I was listening to the Oracle Author Podcasts yesterday and they had the authors of Hudson Continuous Integration in Practice. Ed Burns and Winston Prakash were discussing the main uses for Hudson and some of the best practices.
I have used Hudson for continuous integration at Dice and now at Zirous. I think it is a must have for any Java project. When you have more than one developer you need to be building your code and quickly see when the code doesn’t compile or when unit tests are not running.
In this podcast Ed and Winston talked about building software and creating a build pipeline with a hierarchy. I remember a time I was doing some consulting at a company that had no continuous integration environment. Multiple developers would check in code and constantly people would have issues with their build not working. This problem could have been easily solved with Hudson.

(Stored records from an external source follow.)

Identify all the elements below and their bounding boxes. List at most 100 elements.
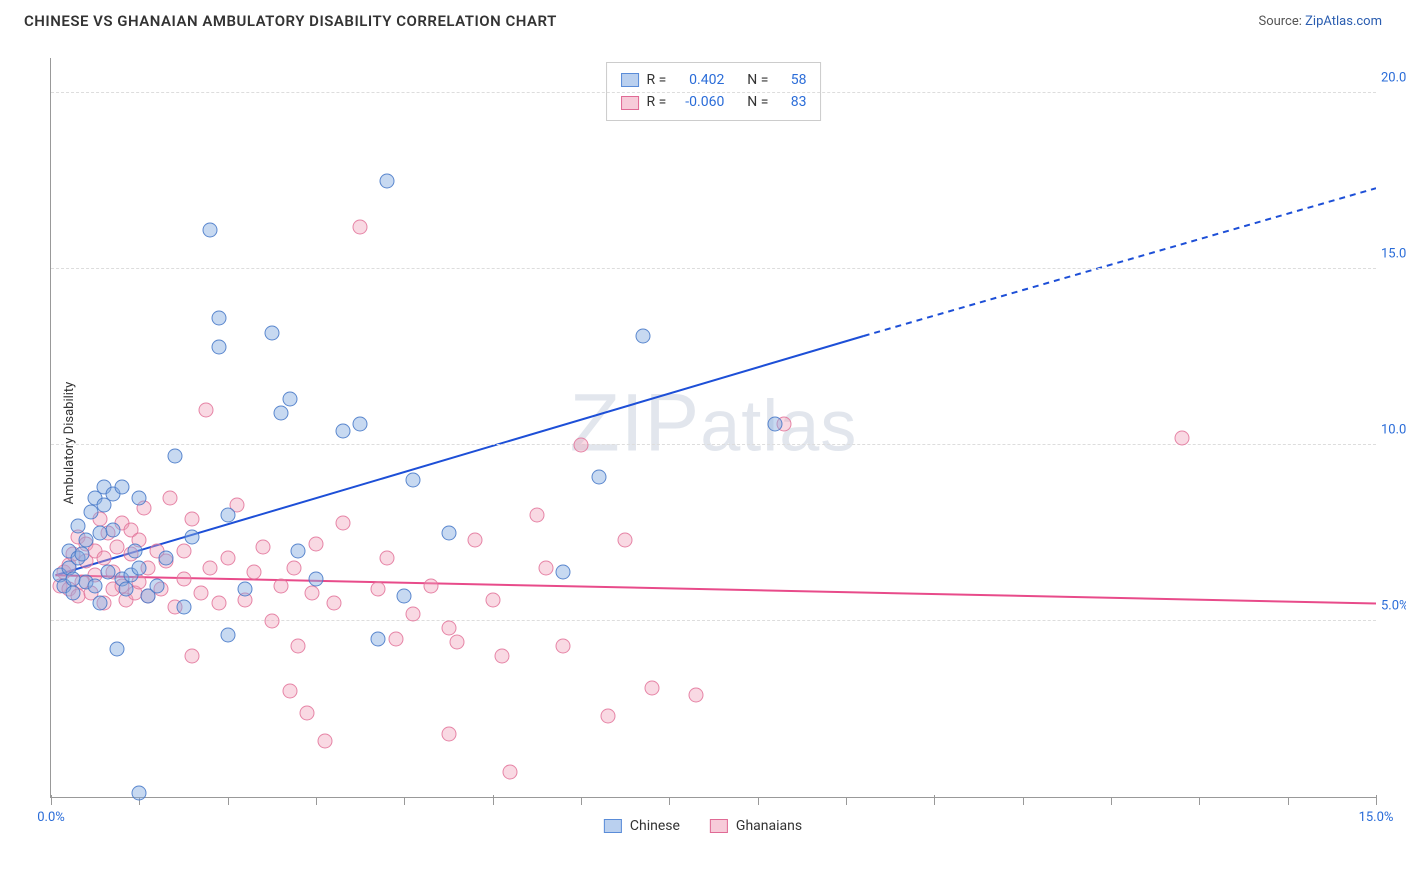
ytick-label: 15.0% <box>1381 247 1406 262</box>
ytick-label: 20.0% <box>1381 71 1406 86</box>
scatter-point <box>406 607 421 622</box>
scatter-point <box>247 564 262 579</box>
xtick-major <box>1376 795 1377 805</box>
xtick-major <box>51 795 52 805</box>
scatter-point <box>70 519 85 534</box>
xtick-minor <box>1288 797 1289 805</box>
swatch-chinese-bottom-icon <box>604 819 622 833</box>
scatter-point <box>176 571 191 586</box>
scatter-point <box>370 582 385 597</box>
scatter-point <box>176 543 191 558</box>
xtick-label: 0.0% <box>37 810 65 825</box>
plot-area: ZIPatlas R = 0.402 N = 58 R = -0.060 N =… <box>50 58 1376 798</box>
scatter-point <box>150 578 165 593</box>
scatter-point <box>441 621 456 636</box>
scatter-point <box>317 733 332 748</box>
scatter-point <box>105 522 120 537</box>
scatter-point <box>291 543 306 558</box>
scatter-point <box>441 726 456 741</box>
swatch-ghanaian-icon <box>621 96 639 110</box>
r-value-ghanaian: -0.060 <box>674 91 724 113</box>
scatter-point <box>282 684 297 699</box>
scatter-point <box>132 786 147 801</box>
scatter-point <box>132 490 147 505</box>
bottom-legend-chinese: Chinese <box>604 818 680 834</box>
scatter-point <box>92 596 107 611</box>
scatter-point <box>97 550 112 565</box>
scatter-point <box>211 311 226 326</box>
source-label: Source: ZipAtlas.com <box>1258 14 1382 29</box>
header-row: CHINESE VS GHANAIAN AMBULATORY DISABILIT… <box>0 0 1406 38</box>
scatter-point <box>256 540 271 555</box>
legend-rn-row-ghanaian: R = -0.060 N = 83 <box>621 91 807 113</box>
xtick-minor <box>846 797 847 805</box>
scatter-point <box>618 533 633 548</box>
scatter-point <box>92 526 107 541</box>
scatter-point <box>370 631 385 646</box>
scatter-point <box>264 325 279 340</box>
n-label-chinese: N = <box>747 69 768 91</box>
scatter-point <box>309 571 324 586</box>
scatter-point <box>119 582 134 597</box>
source-prefix: Source: <box>1258 14 1305 29</box>
bottom-legend-ghanaian: Ghanaians <box>710 818 802 834</box>
r-label-ghanaian: R = <box>647 91 667 113</box>
scatter-point <box>538 561 553 576</box>
chart-container: Ambulatory Disability ZIPatlas R = 0.402… <box>0 38 1406 848</box>
trendline <box>55 575 1376 603</box>
xtick-minor <box>404 797 405 805</box>
scatter-point <box>211 339 226 354</box>
scatter-point <box>353 219 368 234</box>
xtick-major <box>493 795 494 805</box>
scatter-point <box>176 599 191 614</box>
scatter-point <box>185 512 200 527</box>
xtick-minor <box>228 797 229 805</box>
n-label-ghanaian: N = <box>747 91 768 113</box>
swatch-ghanaian-bottom-icon <box>710 819 728 833</box>
watermark: ZIPatlas <box>570 376 858 470</box>
scatter-point <box>485 592 500 607</box>
scatter-point <box>286 561 301 576</box>
ytick-label: 5.0% <box>1381 599 1406 614</box>
source-link[interactable]: ZipAtlas.com <box>1305 14 1382 29</box>
scatter-point <box>574 438 589 453</box>
scatter-point <box>304 585 319 600</box>
xtick-major <box>934 795 935 805</box>
n-value-chinese: 58 <box>776 69 806 91</box>
scatter-point <box>503 765 518 780</box>
scatter-point <box>406 473 421 488</box>
gridline-h <box>51 620 1376 621</box>
xtick-label: 15.0% <box>1359 810 1394 825</box>
scatter-point <box>185 529 200 544</box>
scatter-point <box>273 406 288 421</box>
scatter-point <box>194 585 209 600</box>
scatter-point <box>688 687 703 702</box>
chart-title: CHINESE VS GHANAIAN AMBULATORY DISABILIT… <box>24 12 557 30</box>
scatter-point <box>423 578 438 593</box>
scatter-point <box>494 649 509 664</box>
scatter-point <box>556 564 571 579</box>
scatter-point <box>158 550 173 565</box>
scatter-point <box>379 174 394 189</box>
scatter-point <box>529 508 544 523</box>
xtick-minor <box>669 797 670 805</box>
scatter-point <box>450 635 465 650</box>
scatter-point <box>600 709 615 724</box>
scatter-point <box>264 614 279 629</box>
scatter-point <box>203 561 218 576</box>
scatter-point <box>591 469 606 484</box>
swatch-chinese-icon <box>621 73 639 87</box>
scatter-point <box>238 582 253 597</box>
xtick-minor <box>581 797 582 805</box>
scatter-point <box>74 547 89 562</box>
scatter-point <box>1174 431 1189 446</box>
xtick-minor <box>1199 797 1200 805</box>
scatter-point <box>468 533 483 548</box>
scatter-point <box>326 596 341 611</box>
scatter-point <box>185 649 200 664</box>
scatter-point <box>220 628 235 643</box>
scatter-point <box>132 561 147 576</box>
scatter-point <box>353 416 368 431</box>
r-label-chinese: R = <box>647 69 667 91</box>
scatter-point <box>66 585 81 600</box>
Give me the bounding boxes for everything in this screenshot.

Hudson is a helpful tool to keep your build compiling and finding out quickly when a check in has caused a problem. Hudson has many plug ins and tools it can incorporate to help with your code base. It integrates well with many types of Software Configuration Management (SCM). I have used it with CVS and Subversion, I know many people use it too with Git or other distributed SCM tools.
The authors also discussed using it with distributed teams that may be in different time zones. A tool like Hudson is a must. You can setup automated builds to run at certain times too and perhaps do full run of unit tests or automated regression. The authors also stressed Hudson is written in Java but can be used for lots of other platforms.